Testing in two distinct regions allowed Prime to compare performance across different operational contexts, assess scalability and gather frontline feedback. The results are informing how the program can best support patient safety, caregiver workflows and consistent standards of care across the health system.


Q. What factors were you judging these two models on? What outcomes did you want to see the winner have?

A. Prime Healthcare evaluated virtual sitter systems across three core dimensions: patient safety, caregiver adoption and responsible resource stewardship.

Virtual sitter programs are a nursing intervention designed to reduce fall risk and enhance patient observation when clinically appropriate. Successful programs rely on clear, nurse‑led criteria to determine which patients are eligible and when virtual observation can safely replace in‑room monitoring. We evaluated how well each model supports those clinical standards and contributes to safer, more reliable care environments for patients.

The technology itself is only part of the equation. Long‑term success depends on how effectively vendors support frontline teams through education, change management and ongoing guidance. We assess how well each vendor works with nursing leadership to embed the program into daily workflows, reinforce clinical decision‑making, and provide actionable reporting that helps teams use the technology consistently and confidently.

As a health system committed to strengthening community hospitals, Prime places strong emphasis on sustainability and appropriate scale. Virtual sitter programs are most effective when devices are deployed at levels that meet patient demand without excess capacity. We look for utilization rates of approximately 80 % or higher, which indicates the technology is being used consistently and aligned with clinical need.

Utilization significantly above that level may signal the need for additional devices, while lower utilization can indicate opportunities to rebalance deployment. Transparent data and proactive vendor support are essential to maintaining that balance over time.

Ultimately, we were looking for a system that delivers a flexible, scalable framework rather than a one‑size‑fits‑all approach. Each hospital has unique patient populations, staffing models and care environments. The ideal vendor supports those differences while advancing our shared goal: safer care, empowered caregivers and thoughtful use of technology that strengthens community hospitals for the long term.


Q. Who won? Why? And how will virtual sitting be working with telemedicine now that you have a winner?

A. The turnkey systems vendor was selected based on its strong performance across Prime Healthcare’s evaluation criteria, particularly ease of integration, reliability and caregiver support. A single, integrated model that combines equipment, software and monitoring personnel provides clarity and consistency for nursing teams, with one accountable partner supporting the program end‑to‑end.

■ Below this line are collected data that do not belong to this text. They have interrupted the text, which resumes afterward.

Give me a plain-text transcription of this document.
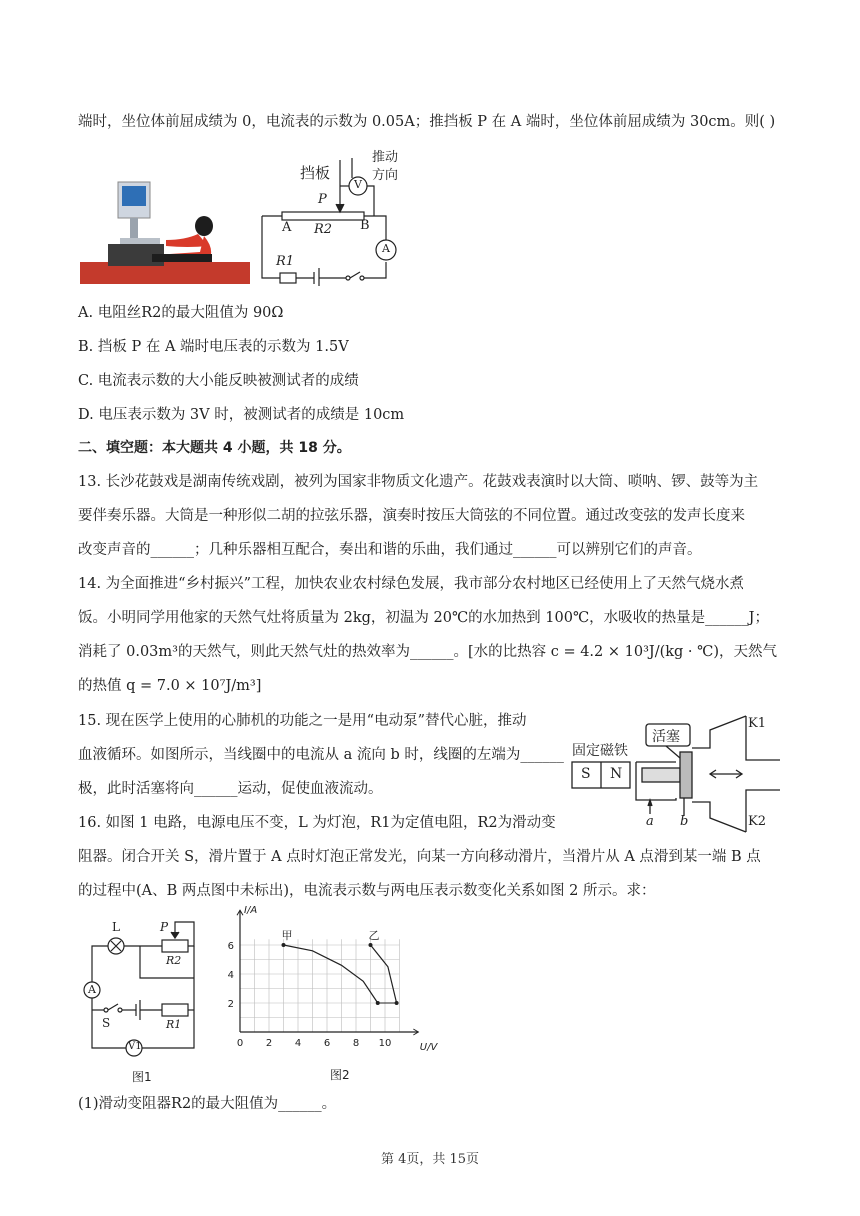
端时，坐位体前屈成绩为 0，电流表的示数为 0.05A；推挡板 P 在 A 端时，坐位体前屈成绩为 30cm。则( )
挡板
推动
方向
P
A R2 B
R1
V
A
A. 电阻丝R2的最大阻值为 90Ω
B. 挡板 P 在 A 端时电压表的示数为 1.5V
C. 电流表示数的大小能反映被测试者的成绩
D. 电压表示数为 3V 时，被测试者的成绩是 10cm
二、填空题：本大题共 4 小题，共 18 分。
13. 长沙花鼓戏是湖南传统戏剧，被列为国家非物质文化遗产。花鼓戏表演时以大筒、唢呐、锣、鼓等为主
要伴奏乐器。大筒是一种形似二胡的拉弦乐器，演奏时按压大筒弦的不同位置。通过改变弦的发声长度来
改变声音的______；几种乐器相互配合，奏出和谐的乐曲，我们通过______可以辨别它们的声音。
14. 为全面推进“乡村振兴”工程，加快农业农村绿色发展，我市部分农村地区已经使用上了天然气烧水煮
饭。小明同学用他家的天然气灶将质量为 2kg，初温为 20℃的水加热到 100℃，水吸收的热量是______J；
消耗了 0.03m³的天然气，则此天然气灶的热效率为______。[水的比热容 c = 4.2 × 10³J/(kg · ℃)，天然气
的热值 q = 7.0 × 10⁷J/m³]
15. 现在医学上使用的心肺机的功能之一是用“电动泵”替代心脏，推动
血液循环。如图所示，当线圈中的电流从 a 流向 b 时，线圈的左端为______
极，此时活塞将向______运动，促使血液流动。
固定磁铁
活塞
S N
a b
K1
K2
16. 如图 1 电路，电源电压不变，L 为灯泡，R1为定值电阻，R2为滑动变
阻器。闭合开关 S，滑片置于 A 点时灯泡正常发光，向某一方向移动滑片，当滑片从 A 点滑到某一端 B 点
的过程中(A、B 两点图中未标出)，电流表示数与两电压表示数变化关系如图 2 所示。求：
L	P
R2
A
S	R1
V1
图1
0 2 4 6 8 10
2
4
6
U/V
I/A
甲	乙
图2
(1)滑动变阻器R2的最大阻值为______。
第 4页，共 15页
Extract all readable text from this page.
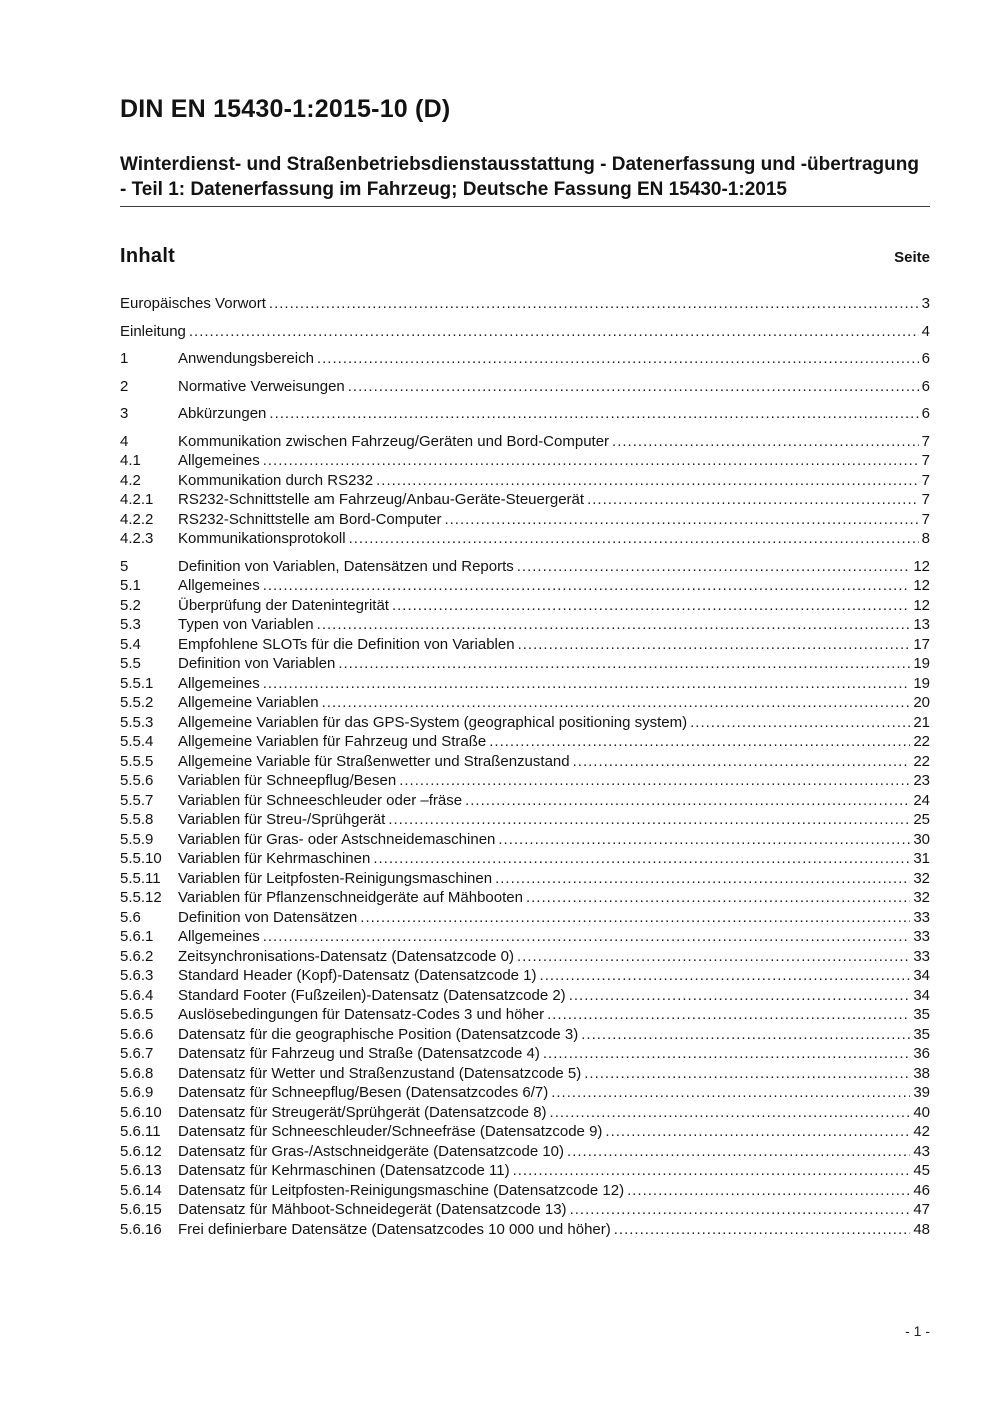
DIN EN 15430-1:2015-10 (D)
Winterdienst- und Straßenbetriebsdienstausstattung - Datenerfassung und -übertragung - Teil 1: Datenerfassung im Fahrzeug; Deutsche Fassung EN 15430-1:2015
Inhalt	Seite
Europäisches Vorwort .....	3
Einleitung .....	4
1	Anwendungsbereich .....	6
2	Normative Verweisungen .....	6
3	Abkürzungen .....	6
4	Kommunikation zwischen Fahrzeug/Geräten und Bord-Computer .....	7
4.1	Allgemeines .....	7
4.2	Kommunikation durch RS232 .....	7
4.2.1	RS232-Schnittstelle am Fahrzeug/Anbau-Geräte-Steuergerät .....	7
4.2.2	RS232-Schnittstelle am Bord-Computer .....	7
4.2.3	Kommunikationsprotokoll .....	8
5	Definition von Variablen, Datensätzen und Reports .....	12
5.1	Allgemeines .....	12
5.2	Überprüfung der Datenintegrität .....	12
5.3	Typen von Variablen .....	13
5.4	Empfohlene SLOTs für die Definition von Variablen .....	17
5.5	Definition von Variablen .....	19
5.5.1	Allgemeines .....	19
5.5.2	Allgemeine Variablen .....	20
5.5.3	Allgemeine Variablen für das GPS-System (geographical positioning system) .....	21
5.5.4	Allgemeine Variablen für Fahrzeug und Straße .....	22
5.5.5	Allgemeine Variable für Straßenwetter und Straßenzustand .....	22
5.5.6	Variablen für Schneepflug/Besen .....	23
5.5.7	Variablen für Schneeschleuder oder –fräse .....	24
5.5.8	Variablen für Streu-/Sprühgerät .....	25
5.5.9	Variablen für Gras- oder Astschneidemaschinen .....	30
5.5.10	Variablen für Kehrmaschinen .....	31
5.5.11	Variablen für Leitpfosten-Reinigungsmaschinen .....	32
5.5.12	Variablen für Pflanzenschneidgeräte auf Mähbooten .....	32
5.6	Definition von Datensätzen .....	33
5.6.1	Allgemeines .....	33
5.6.2	Zeitsynchronisations-Datensatz (Datensatzcode 0) .....	33
5.6.3	Standard Header (Kopf)-Datensatz (Datensatzcode 1) .....	34
5.6.4	Standard Footer (Fußzeilen)-Datensatz (Datensatzcode 2) .....	34
5.6.5	Auslösebedingungen für Datensatz-Codes 3 und höher .....	35
5.6.6	Datensatz für die geographische Position (Datensatzcode 3) .....	35
5.6.7	Datensatz für Fahrzeug und Straße (Datensatzcode 4) .....	36
5.6.8	Datensatz für Wetter und Straßenzustand (Datensatzcode 5) .....	38
5.6.9	Datensatz für Schneepflug/Besen (Datensatzcodes 6/7) .....	39
5.6.10	Datensatz für Streugerät/Sprühgerät (Datensatzcode 8) .....	40
5.6.11	Datensatz für Schneeschleuder/Schneefräse (Datensatzcode 9) .....	42
5.6.12	Datensatz für Gras-/Astschneidgeräte (Datensatzcode 10) .....	43
5.6.13	Datensatz für Kehrmaschinen (Datensatzcode 11) .....	45
5.6.14	Datensatz für Leitpfosten-Reinigungsmaschine (Datensatzcode 12) .....	46
5.6.15	Datensatz für Mähboot-Schneidegerät (Datensatzcode 13) .....	47
5.6.16	Frei definierbare Datensätze (Datensatzcodes 10 000 und höher) .....	48
- 1 -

This simplifies issue resolution, streamlines adjustments to deployment as patient needs change and allows caregivers to focus on patient care rather than vendor coordination.

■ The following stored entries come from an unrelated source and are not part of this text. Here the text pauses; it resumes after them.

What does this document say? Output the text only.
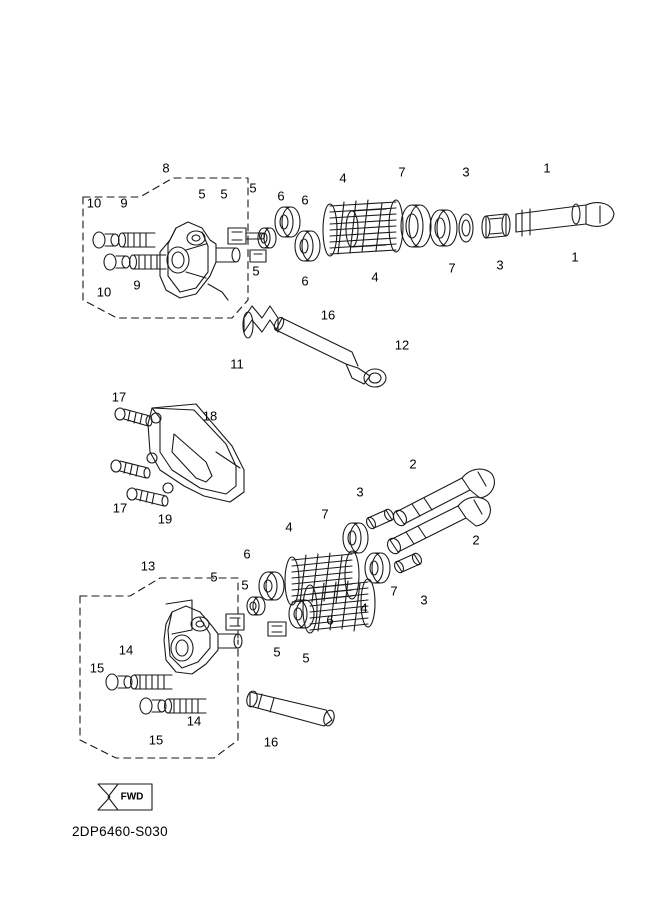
FWD
2DP6460-S030
8
10 9
5 5 5
6 6
4	7	3	1
1
3
7
4
6
5
10 9
11
16
12
17
18
17
19
2
3
7
4
2
7
3
4
6
5
5
6
5
5
13
14
15
14
15	16
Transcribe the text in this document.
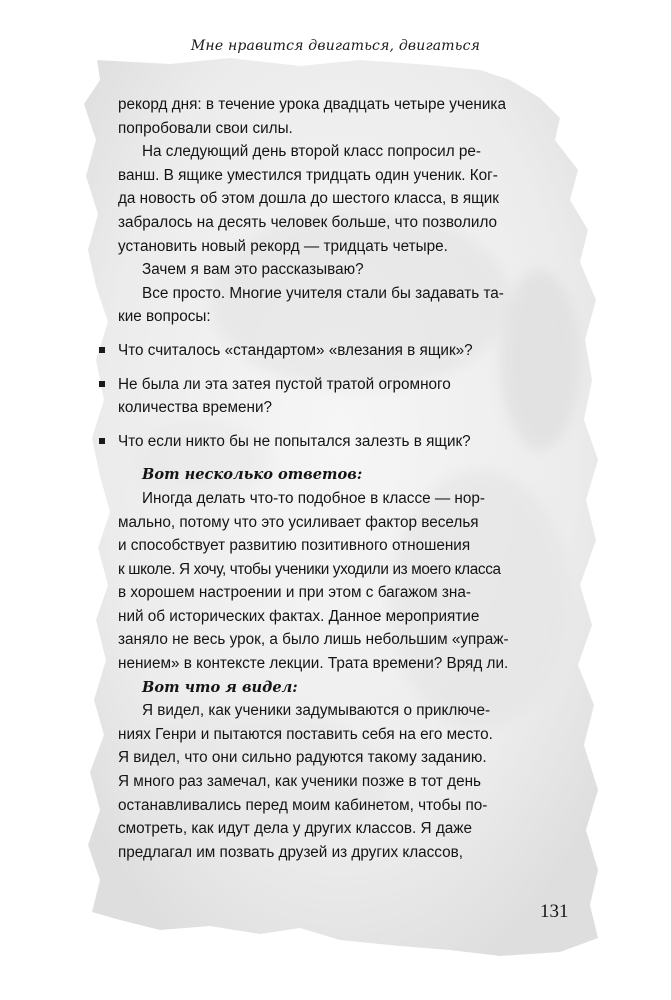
Мне нравится двигаться, двигаться
рекорд дня: в течение урока двадцать четыре ученика
попробовали свои силы.
На следующий день второй класс попросил ре-
ванш. В ящике уместился тридцать один ученик. Ког-
да новость об этом дошла до шестого класса, в ящик
забралось на десять человек больше, что позволило
установить новый рекорд — тридцать четыре.
Зачем я вам это рассказываю?
Все просто. Многие учителя стали бы задавать та-
кие вопросы:
Что считалось «стандартом» «влезания в ящик»?
Не была ли эта затея пустой тратой огромного
количества времени?
Что если никто бы не попытался залезть в ящик?
Вот несколько ответов:
Иногда делать что-то подобное в классе — нор-
мально, потому что это усиливает фактор веселья
и способствует развитию позитивного отношения
к школе. Я хочу, чтобы ученики уходили из моего класса
в хорошем настроении и при этом с багажом зна-
ний об исторических фактах. Данное мероприятие
заняло не весь урок, а было лишь небольшим «упраж-
нением» в контексте лекции. Трата времени? Вряд ли.
Вот что я видел:
Я видел, как ученики задумываются о приключе-
ниях Генри и пытаются поставить себя на его место.
Я видел, что они сильно радуются такому заданию.
Я много раз замечал, как ученики позже в тот день
останавливались перед моим кабинетом, чтобы по-
смотреть, как идут дела у других классов. Я даже
предлагал им позвать друзей из других классов,
131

From a stewardship perspective, the integrated approach also allows Prime to scale virtual sitting responsibly, aligning device availability with patient demand through a single agreement rather than multiple vendor relationships. This flexibility supports both operational efficiency and sustainability across diverse hospital environments.

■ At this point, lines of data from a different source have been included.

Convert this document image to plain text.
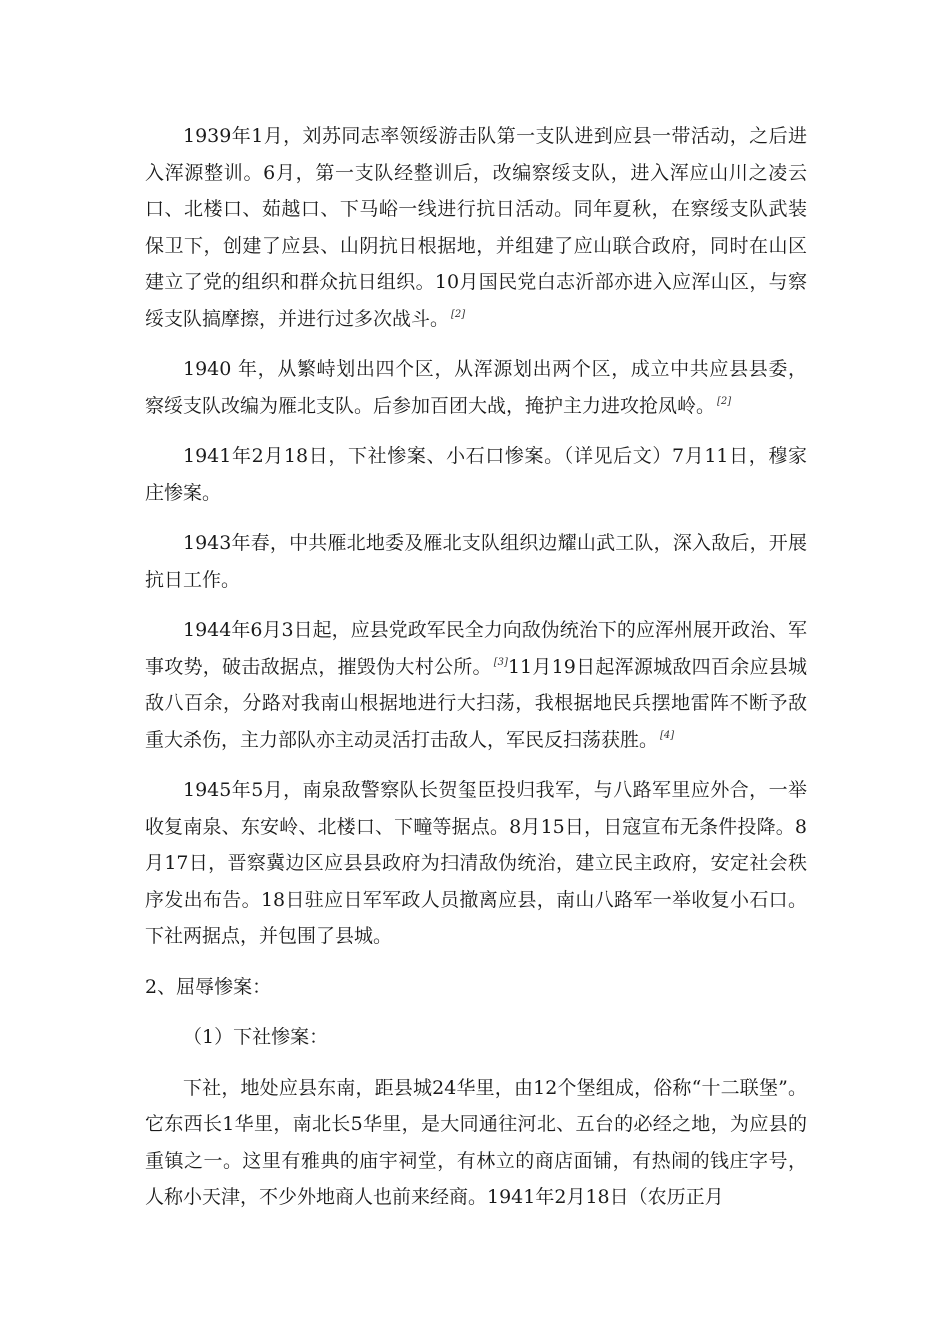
1939年1月，刘苏同志率领绥游击队第一支队进到应县一带活动，之后进入浑源整训。6月，第一支队经整训后，改编察绥支队，进入浑应山川之凌云口、北楼口、茹越口、下马峪一线进行抗日活动。同年夏秋，在察绥支队武装保卫下，创建了应县、山阴抗日根据地，并组建了应山联合政府，同时在山区建立了党的组织和群众抗日组织。10月国民党白志沂部亦进入应浑山区，与察绥支队搞摩擦，并进行过多次战斗。 [2]

1940 年，从繁峙划出四个区，从浑源划出两个区，成立中共应县县委，察绥支队改编为雁北支队。后参加百团大战，掩护主力进攻抢凤岭。 [2]

1941年2月18日，下社惨案、小石口惨案。（详见后文）7月11日，穆家庄惨案。

1943年春，中共雁北地委及雁北支队组织边耀山武工队，深入敌后，开展抗日工作。

1944年6月3日起，应县党政军民全力向敌伪统治下的应浑州展开政治、军事攻势，破击敌据点，摧毁伪大村公所。 [3]11月19日起浑源城敌四百余应县城敌八百余，分路对我南山根据地进行大扫荡，我根据地民兵摆地雷阵不断予敌重大杀伤，主力部队亦主动灵活打击敌人，军民反扫荡获胜。 [4]

1945年5月，南泉敌警察队长贺玺臣投归我军，与八路军里应外合，一举收复南泉、东安岭、北楼口、下疃等据点。8月15日，日寇宣布无条件投降。8月17日，晋察冀边区应县县政府为扫清敌伪统治，建立民主政府，安定社会秩序发出布告。18日驻应日军军政人员撤离应县，南山八路军一举收复小石口。下社两据点，并包围了县城。

2、屈辱惨案：

（1）下社惨案：

下社，地处应县东南，距县城24华里，由12个堡组成，俗称“十二联堡”。它东西长1华里，南北长5华里，是大同通往河北、五台的必经之地，为应县的重镇之一。这里有雅典的庙宇祠堂，有林立的商店面铺，有热闹的钱庄字号，人称小天津，不少外地商人也前来经商。1941年2月18日（农历正月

Virtual sitting and telemedicine are complementary components of Prime’s broader virtual care strategy. While telemedicine connects patients with physicians and specialists, virtual sitting supports continuous patient safety when bedside observation is needed.

Together, these tools enable Prime to extend clinical oversight, support caregivers and enhance patient safety by thoughtfully leveraging technology across the continuum of care.